It requires a bit config setup compared to ollama, but you don’t have to change it often.

llama-swap can actually do way more than just run and switch llama.cpp servers, but I only use it for this.

On the home assistant side, I use GitHub - michelle-avery/custom-conversation: A very customizable version of a Conversation Agent for Home Assistant and point it to my llama-swap instance.
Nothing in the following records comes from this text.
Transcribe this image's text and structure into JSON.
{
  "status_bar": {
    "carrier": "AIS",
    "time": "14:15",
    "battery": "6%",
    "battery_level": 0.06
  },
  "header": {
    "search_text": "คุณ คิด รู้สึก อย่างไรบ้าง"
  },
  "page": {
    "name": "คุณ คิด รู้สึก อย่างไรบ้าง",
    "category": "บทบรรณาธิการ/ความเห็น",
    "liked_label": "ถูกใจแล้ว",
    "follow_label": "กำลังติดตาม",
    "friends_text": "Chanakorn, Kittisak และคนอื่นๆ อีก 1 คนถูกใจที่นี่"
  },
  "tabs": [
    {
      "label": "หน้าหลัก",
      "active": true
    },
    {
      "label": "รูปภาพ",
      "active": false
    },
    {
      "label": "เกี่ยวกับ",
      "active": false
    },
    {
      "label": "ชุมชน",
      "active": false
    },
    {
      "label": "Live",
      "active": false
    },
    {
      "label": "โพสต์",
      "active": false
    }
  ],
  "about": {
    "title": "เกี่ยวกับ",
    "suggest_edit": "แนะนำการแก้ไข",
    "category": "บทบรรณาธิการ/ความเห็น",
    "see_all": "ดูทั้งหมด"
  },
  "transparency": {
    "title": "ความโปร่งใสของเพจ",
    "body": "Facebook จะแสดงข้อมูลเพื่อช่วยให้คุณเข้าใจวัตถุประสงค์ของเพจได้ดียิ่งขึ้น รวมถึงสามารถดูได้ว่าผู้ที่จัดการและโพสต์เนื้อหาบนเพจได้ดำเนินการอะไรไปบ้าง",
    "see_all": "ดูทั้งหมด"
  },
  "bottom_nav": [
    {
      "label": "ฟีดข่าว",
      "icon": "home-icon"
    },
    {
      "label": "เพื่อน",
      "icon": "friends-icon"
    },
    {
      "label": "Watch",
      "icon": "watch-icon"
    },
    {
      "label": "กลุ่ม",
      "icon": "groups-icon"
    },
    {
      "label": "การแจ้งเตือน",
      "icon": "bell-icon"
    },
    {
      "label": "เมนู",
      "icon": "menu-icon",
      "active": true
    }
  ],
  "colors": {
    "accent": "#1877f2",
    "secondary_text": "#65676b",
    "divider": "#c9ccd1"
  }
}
Let me know if you have any specific questions regarding the config or the setup.

Hey, found your post by searching a way to add local llama.cpp into home assistant without using ollama.

Can you maybe share your llama.cpp config. Every time I tried to enable Assistant (not only the chat mode), I get the same error: Error generating LLM completion stream.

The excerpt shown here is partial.